I am pretty new to python and the clusttering stuff. Right now I have a task to analyze a set of data and determine its optimal Kmean by using elbow and silhouette method.
As shown in the picture, my dataset has three features, one is the weight of tested person, the second is the blood Cholesterol content of the person, the third is the gender of the tested person('0' means female, '1' means male)
I firstly use elbow method to see the wcss value at different k values
from sklearn.cluster import KMeans
import matplotlib.pyplot as plt
wcss = []
for i in range(1, 11):
kmeans = KMeans(n_clusters=i, init='k-means++', max_iter=300, n_init=10, random_state=0)
kmeans.fit(data)
wcss.append(kmeans.inertia_)
plt.plot(range(1, 11), wcss)
plt.title('Elbow Method')
plt.xlabel('Number of clusters')
plt.ylabel('WCSS')
plt.show()
Then, I used the silhouette method to look at the silhouette score:
from sklearn.metrics import silhouette_score
sil = []
for k in range(2, 6):
kmeans = KMeans(n_clusters = k).fit(data)
preds = kmeans.fit_predict(data)
sil.append(silhouette_score(data, preds, metric = 'euclidean'))
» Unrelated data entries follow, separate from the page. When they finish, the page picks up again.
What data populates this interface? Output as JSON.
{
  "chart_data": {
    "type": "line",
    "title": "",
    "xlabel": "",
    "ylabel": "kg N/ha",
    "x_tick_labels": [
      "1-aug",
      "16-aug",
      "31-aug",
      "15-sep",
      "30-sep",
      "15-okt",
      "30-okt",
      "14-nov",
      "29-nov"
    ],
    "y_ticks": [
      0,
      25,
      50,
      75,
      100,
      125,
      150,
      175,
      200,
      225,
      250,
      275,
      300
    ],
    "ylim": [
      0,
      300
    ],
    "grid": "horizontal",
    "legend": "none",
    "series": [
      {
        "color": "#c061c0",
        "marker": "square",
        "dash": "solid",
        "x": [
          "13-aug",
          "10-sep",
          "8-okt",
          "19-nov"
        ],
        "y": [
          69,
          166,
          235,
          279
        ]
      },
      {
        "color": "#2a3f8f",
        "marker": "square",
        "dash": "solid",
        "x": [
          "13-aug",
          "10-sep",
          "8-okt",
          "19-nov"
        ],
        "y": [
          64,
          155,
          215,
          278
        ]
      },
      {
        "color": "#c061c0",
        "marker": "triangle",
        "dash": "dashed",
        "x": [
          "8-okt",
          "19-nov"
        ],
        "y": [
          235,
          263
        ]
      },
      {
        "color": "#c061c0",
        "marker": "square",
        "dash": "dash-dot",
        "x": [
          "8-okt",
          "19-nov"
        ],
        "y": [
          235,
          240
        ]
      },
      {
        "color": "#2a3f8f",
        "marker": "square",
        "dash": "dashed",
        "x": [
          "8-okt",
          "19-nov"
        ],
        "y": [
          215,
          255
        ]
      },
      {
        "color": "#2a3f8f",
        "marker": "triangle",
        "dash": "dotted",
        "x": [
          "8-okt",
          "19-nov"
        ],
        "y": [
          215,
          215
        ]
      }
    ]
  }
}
plt.plot(range(2, 6), sil)
plt.title('Silhouette Method')
plt.xlabel('Number of clusters')
plt.ylabel('Sil')
plt.show()
for i in range(len(sil)):
print(str(i+2) +":"+ str(sil[i]))
And I got the following results:
Could anybody suggest how can I pick the optimal Kmean? I did some light research, someone says the higher the s-score the better(in my case the cluster number should be 2?), but in some other cases, they are not simply using the cluster number has the highest score.
Another thought is that here I included the gender as one feature, should I first divide my data into two classes by gender and then cluster them separately ?
K-means algorithm is very much susceptible to the range in which your features are measured, in your case gender is a binary variable which just takes values 0
and 1
, but the other two features are measures in a larger scale, I recommend you to normalize your data first and then do the plots again which could produce consistent results between your elbow curve and the silhouette method.